Construire un CMS maison en PHP
Plutôt que d'installer WordPress ou Drupal pour un simple site CV, j'ai choisi de construire mon propre CMS en PHP 8 : un petit framework MVC maison et un back-office sur mesure. Ce site — celui que vous lisez — en est le résultat. Voici comment il est conçu.
Pourquoi un CMS maison ?
Un CMS « tout fait » apporte des centaines de fonctionnalités… dont on n'utilise que 5 %. En partant de zéro, on obtient un code léger, compris de bout en bout et sans dette technique inutile. C'est aussi un excellent terrain pour maîtriser des fondamentaux : routage, requêtes préparées, sessions, sécurité.

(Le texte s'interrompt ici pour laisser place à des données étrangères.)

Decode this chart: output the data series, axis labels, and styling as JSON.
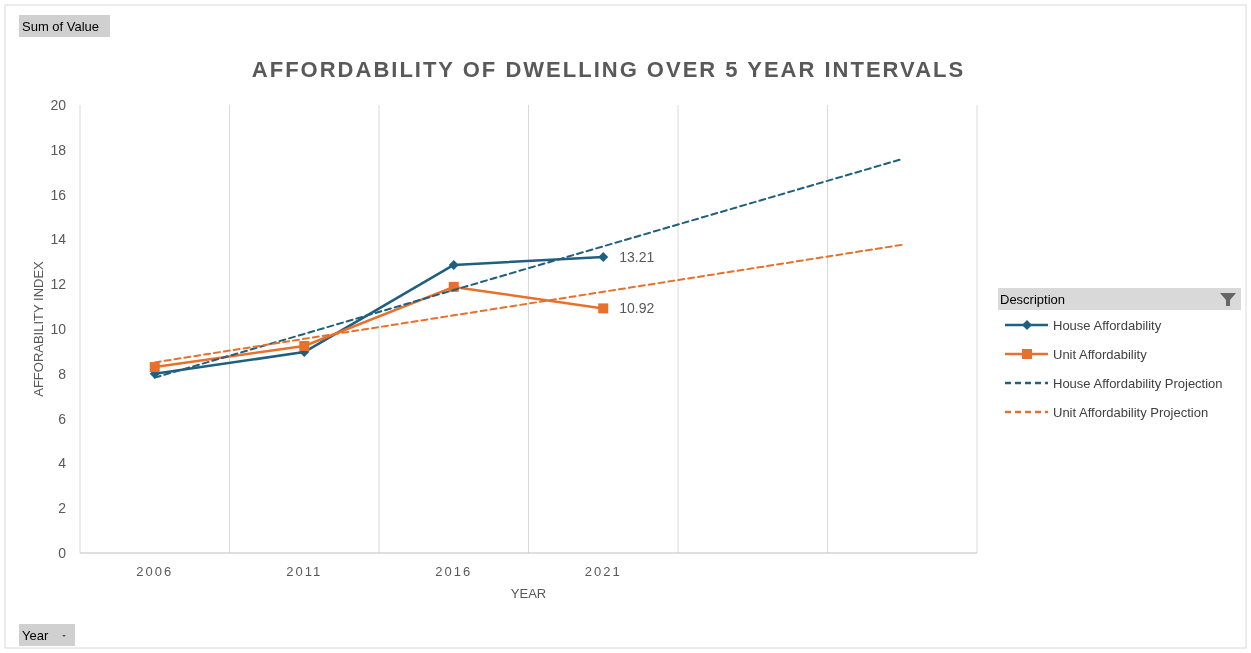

L'objectif n'est pas de réinventer Symfony, mais d'avoir juste ce qu'il faut, parfaitement adapté au besoin.
Une architecture en couches
Le projet suit le patron MVC (Modèle — Vue — Contrôleur), organisé en trois familles : un cœur réutilisable, la logique applicative, et la présentation.
Un point d'entrée unique
Toutes les requêtes passent par public/index.php (le front controller). Un fichier .htaccess réécrit les URLs vers ce fichier, qui démarre l'application : session, routeur, gestion des erreurs.
// public/index.php
require dirname(__DIR__) . '/vendor/autoload.php';
(new App\Core\App())->run();
Le routeur
Les routes sont déclarées dans un tableau et associent méthode HTTP + chemin à un couple [Contrôleur, action]. Les segments dynamiques (comme {slug}) sont transformés en expressions régulières.

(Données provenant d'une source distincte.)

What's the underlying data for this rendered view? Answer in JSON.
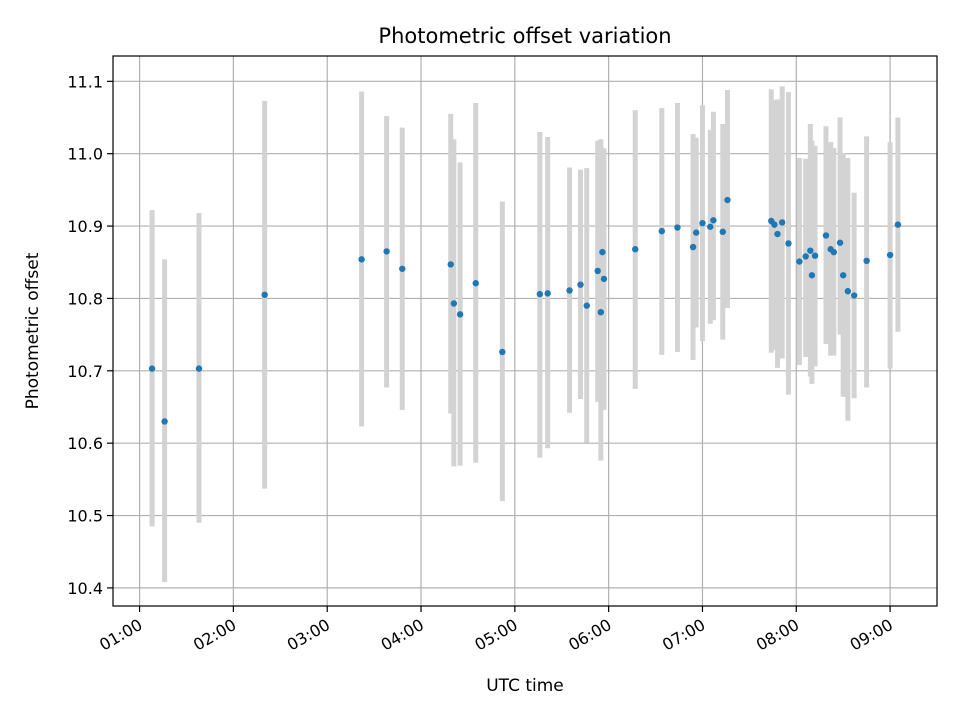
{
  "chart_data": {
    "type": "scatter",
    "title": "Photometric offset variation",
    "xlabel": "UTC time",
    "ylabel": "Photometric offset",
    "x_ticks": [
      "01:00",
      "02:00",
      "03:00",
      "04:00",
      "05:00",
      "06:00",
      "07:00",
      "08:00",
      "09:00"
    ],
    "y_ticks": [
      "10.4",
      "10.5",
      "10.6",
      "10.7",
      "10.8",
      "10.9",
      "11.0",
      "11.1"
    ],
    "xlim": [
      "00:43",
      "09:30"
    ],
    "ylim": [
      10.375,
      11.135
    ],
    "grid": true,
    "colors": {
      "point": "#1f77b4",
      "errorbar": "#d3d3d3",
      "grid": "#b0b0b0",
      "axis": "#000000"
    },
    "series": [
      {
        "points": [
          {
            "x": "01:08",
            "y": 10.703,
            "lo": 10.485,
            "hi": 10.922
          },
          {
            "x": "01:16",
            "y": 10.63,
            "lo": 10.408,
            "hi": 10.854
          },
          {
            "x": "01:38",
            "y": 10.703,
            "lo": 10.49,
            "hi": 10.918
          },
          {
            "x": "02:20",
            "y": 10.805,
            "lo": 10.537,
            "hi": 11.073
          },
          {
            "x": "03:22",
            "y": 10.854,
            "lo": 10.623,
            "hi": 11.086
          },
          {
            "x": "03:38",
            "y": 10.865,
            "lo": 10.677,
            "hi": 11.052
          },
          {
            "x": "03:48",
            "y": 10.841,
            "lo": 10.646,
            "hi": 11.036
          },
          {
            "x": "04:19",
            "y": 10.847,
            "lo": 10.641,
            "hi": 11.055
          },
          {
            "x": "04:21",
            "y": 10.793,
            "lo": 10.568,
            "hi": 11.02
          },
          {
            "x": "04:25",
            "y": 10.778,
            "lo": 10.569,
            "hi": 10.988
          },
          {
            "x": "04:35",
            "y": 10.821,
            "lo": 10.573,
            "hi": 11.07
          },
          {
            "x": "04:52",
            "y": 10.726,
            "lo": 10.52,
            "hi": 10.934
          },
          {
            "x": "05:16",
            "y": 10.806,
            "lo": 10.58,
            "hi": 11.03
          },
          {
            "x": "05:21",
            "y": 10.807,
            "lo": 10.593,
            "hi": 11.023
          },
          {
            "x": "05:35",
            "y": 10.811,
            "lo": 10.642,
            "hi": 10.981
          },
          {
            "x": "05:42",
            "y": 10.819,
            "lo": 10.661,
            "hi": 10.978
          },
          {
            "x": "05:46",
            "y": 10.79,
            "lo": 10.601,
            "hi": 10.98
          },
          {
            "x": "05:53",
            "y": 10.838,
            "lo": 10.657,
            "hi": 11.018
          },
          {
            "x": "05:55",
            "y": 10.781,
            "lo": 10.576,
            "hi": 11.02
          },
          {
            "x": "05:56",
            "y": 10.864,
            "lo": 10.72,
            "hi": 11.008
          },
          {
            "x": "05:57",
            "y": 10.827,
            "lo": 10.646,
            "hi": 11.007
          },
          {
            "x": "06:17",
            "y": 10.868,
            "lo": 10.675,
            "hi": 11.06
          },
          {
            "x": "06:34",
            "y": 10.893,
            "lo": 10.722,
            "hi": 11.063
          },
          {
            "x": "06:44",
            "y": 10.898,
            "lo": 10.726,
            "hi": 11.07
          },
          {
            "x": "06:54",
            "y": 10.871,
            "lo": 10.715,
            "hi": 11.027
          },
          {
            "x": "06:56",
            "y": 10.891,
            "lo": 10.76,
            "hi": 11.022
          },
          {
            "x": "07:00",
            "y": 10.904,
            "lo": 10.741,
            "hi": 11.067
          },
          {
            "x": "07:05",
            "y": 10.899,
            "lo": 10.765,
            "hi": 11.033
          },
          {
            "x": "07:07",
            "y": 10.908,
            "lo": 10.77,
            "hi": 11.058
          },
          {
            "x": "07:13",
            "y": 10.892,
            "lo": 10.743,
            "hi": 11.041
          },
          {
            "x": "07:16",
            "y": 10.936,
            "lo": 10.787,
            "hi": 11.088
          },
          {
            "x": "07:44",
            "y": 10.907,
            "lo": 10.725,
            "hi": 11.089
          },
          {
            "x": "07:46",
            "y": 10.902,
            "lo": 10.729,
            "hi": 11.074
          },
          {
            "x": "07:48",
            "y": 10.889,
            "lo": 10.704,
            "hi": 11.075
          },
          {
            "x": "07:51",
            "y": 10.905,
            "lo": 10.717,
            "hi": 11.093
          },
          {
            "x": "07:55",
            "y": 10.876,
            "lo": 10.667,
            "hi": 11.085
          },
          {
            "x": "08:02",
            "y": 10.851,
            "lo": 10.708,
            "hi": 10.994
          },
          {
            "x": "08:06",
            "y": 10.858,
            "lo": 10.719,
            "hi": 10.993
          },
          {
            "x": "08:09",
            "y": 10.866,
            "lo": 10.692,
            "hi": 11.041
          },
          {
            "x": "08:10",
            "y": 10.832,
            "lo": 10.682,
            "hi": 11.018
          },
          {
            "x": "08:12",
            "y": 10.859,
            "lo": 10.706,
            "hi": 11.011
          },
          {
            "x": "08:19",
            "y": 10.887,
            "lo": 10.737,
            "hi": 11.038
          },
          {
            "x": "08:22",
            "y": 10.868,
            "lo": 10.721,
            "hi": 11.016
          },
          {
            "x": "08:24",
            "y": 10.864,
            "lo": 10.721,
            "hi": 11.008
          },
          {
            "x": "08:28",
            "y": 10.877,
            "lo": 10.75,
            "hi": 11.05
          },
          {
            "x": "08:30",
            "y": 10.832,
            "lo": 10.664,
            "hi": 11.001
          },
          {
            "x": "08:33",
            "y": 10.81,
            "lo": 10.631,
            "hi": 10.994
          },
          {
            "x": "08:37",
            "y": 10.804,
            "lo": 10.662,
            "hi": 10.946
          },
          {
            "x": "08:45",
            "y": 10.852,
            "lo": 10.677,
            "hi": 11.024
          },
          {
            "x": "09:00",
            "y": 10.86,
            "lo": 10.703,
            "hi": 11.016
          },
          {
            "x": "09:05",
            "y": 10.902,
            "lo": 10.754,
            "hi": 11.05
          }
        ]
      }
    ]
  }
}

['GET', '/blog/{slug}', [BlogController::class, 'show']],
['POST', '/contact', [ContactController::class, 'send']],
Au moment de la requête, le routeur cherche la première route qui correspond, instancie le contrôleur et appelle l'action avec les paramètres extraits de l'URL.
La couche base de données
L'accès aux données repose sur PDO, avec une règle non négociable : toute valeur passe par une requête préparée. Aucune donnée utilisateur n'est concaténée dans une chaîne SQL — c'est la première barrière contre les injections.

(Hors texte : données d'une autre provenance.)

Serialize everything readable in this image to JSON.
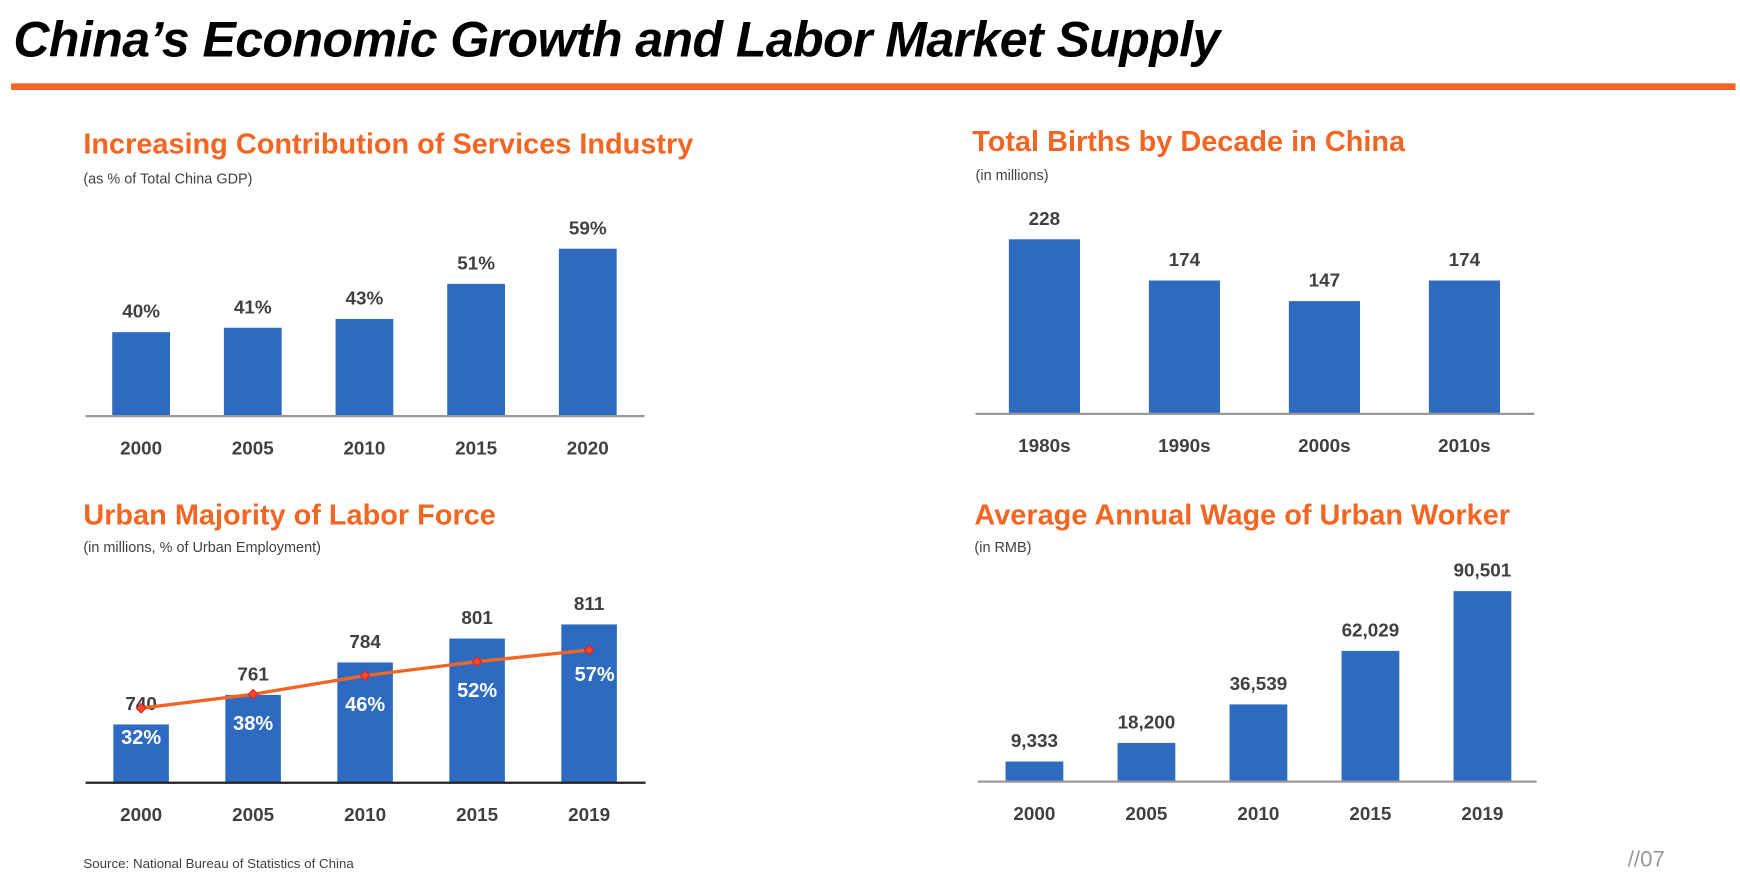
{
  "title": "China’s Economic Growth and Labor Market Supply",
  "colors": {
    "accent": "#F26522",
    "bar": "#2E6BC0",
    "text": "#404040"
  },
  "source": "Source: National Bureau of Statistics of China",
  "page_number": "//07",
  "chart_data": [
    {
      "type": "bar",
      "title": "Increasing Contribution of Services Industry",
      "subtitle": "(as % of Total China GDP)",
      "categories": [
        "2000",
        "2005",
        "2010",
        "2015",
        "2020"
      ],
      "values": [
        40,
        41,
        43,
        51,
        59
      ],
      "labels": [
        "40%",
        "41%",
        "43%",
        "51%",
        "59%"
      ],
      "unit": "%",
      "ylim": [
        21,
        62
      ]
    },
    {
      "type": "bar",
      "title": "Total Births by Decade in China",
      "subtitle": "(in millions)",
      "categories": [
        "1980s",
        "1990s",
        "2000s",
        "2010s"
      ],
      "values": [
        228,
        174,
        147,
        174
      ],
      "labels": [
        "228",
        "174",
        "147",
        "174"
      ],
      "ylim": [
        0,
        230
      ]
    },
    {
      "type": "bar+line",
      "title": "Urban Majority of Labor Force",
      "subtitle": "(in millions, % of Urban Employment)",
      "categories": [
        "2000",
        "2005",
        "2010",
        "2015",
        "2019"
      ],
      "series": [
        {
          "name": "Labor force (millions)",
          "type": "bar",
          "values": [
            740,
            761,
            784,
            801,
            811
          ],
          "labels": [
            "740",
            "761",
            "784",
            "801",
            "811"
          ],
          "ylim": [
            699,
            811
          ]
        },
        {
          "name": "% Urban Employment",
          "type": "line",
          "values": [
            32,
            38,
            46,
            52,
            57
          ],
          "labels": [
            "32%",
            "38%",
            "46%",
            "52%",
            "57%"
          ],
          "ylim": [
            19.3,
            57
          ]
        }
      ]
    },
    {
      "type": "bar",
      "title": "Average Annual Wage of Urban Worker",
      "subtitle": "(in RMB)",
      "categories": [
        "2000",
        "2005",
        "2010",
        "2015",
        "2019"
      ],
      "values": [
        9333,
        18200,
        36539,
        62029,
        90501
      ],
      "labels": [
        "9,333",
        "18,200",
        "36,539",
        "62,029",
        "90,501"
      ],
      "ylim": [
        0,
        90501
      ]
    }
  ]
}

public function all(string $sql, array $params = []): array
{
$stmt = $this->pdo->prepare($sql);
$stmt->execute($params);
return $stmt->fetchAll();
}
Par-dessus, un petit modèle de base fournit le CRUD générique (créer, lire, mettre à jour, supprimer) et chaque entité (Article, Projet, Compétence…) en hérite.
Les vues avec Twig
La présentation est gérée par Twig : les contrôleurs ne produisent jamais de HTML directement, ils transmettent des données à un gabarit. Twig échappe automatiquement les variables, ce qui protège contre les failles XSS, et permet l'héritage de gabarits (un base.twig commun, des pages qui l'étendent).
Le back-office sur mesure
C'est le cœur du « CMS » : une zone /admin protégée par authentification, d'où l'on gère tout le contenu — sections, projets, compétences, parcours, articles de blog, messages et paramètres. Chaque type de contenu dispose d'un CRUD complet, avec éditeur de texte riche et upload d'images sécurisé.
Le principe : tout ce qui est visible sur le site doit être modifiable depuis l'administration, sans toucher au code.
La sécurité, dès la conception
- Requêtes préparées partout (anti-injection SQL) ;
- Jeton CSRF vérifié sur chaque formulaire POST ;
- Mots de passe hachés avec
password_hash(bcrypt) et session régénérée à la connexion ; - Upload contrôlé : type MIME réel vérifié, extensions limitées, taille plafonnée ;
- Échappement automatique des sorties via Twig (anti-XSS).
Le modèle de données
Les tables restent simples et explicites. La relation la plus intéressante : une section peut être marquée « blog » et contenir alors plusieurs articles — exactement le mécanisme qui publie le billet que vous lisez.
En résumé
Construire un CMS maison, ce n'est pas réécrire un mastodonte : c'est assembler quelques briques bien comprises — front controller, routeur, couche données préparée, vues Twig, back-office — et garder la maîtrise totale du résultat. Le code reste petit, rapide, et fait exactement ce dont on a besoin. Pour un portfolio, c'est idéal ; et c'est aussi la meilleure façon d'apprendre ce qui se cache vraiment sous le capot des frameworks.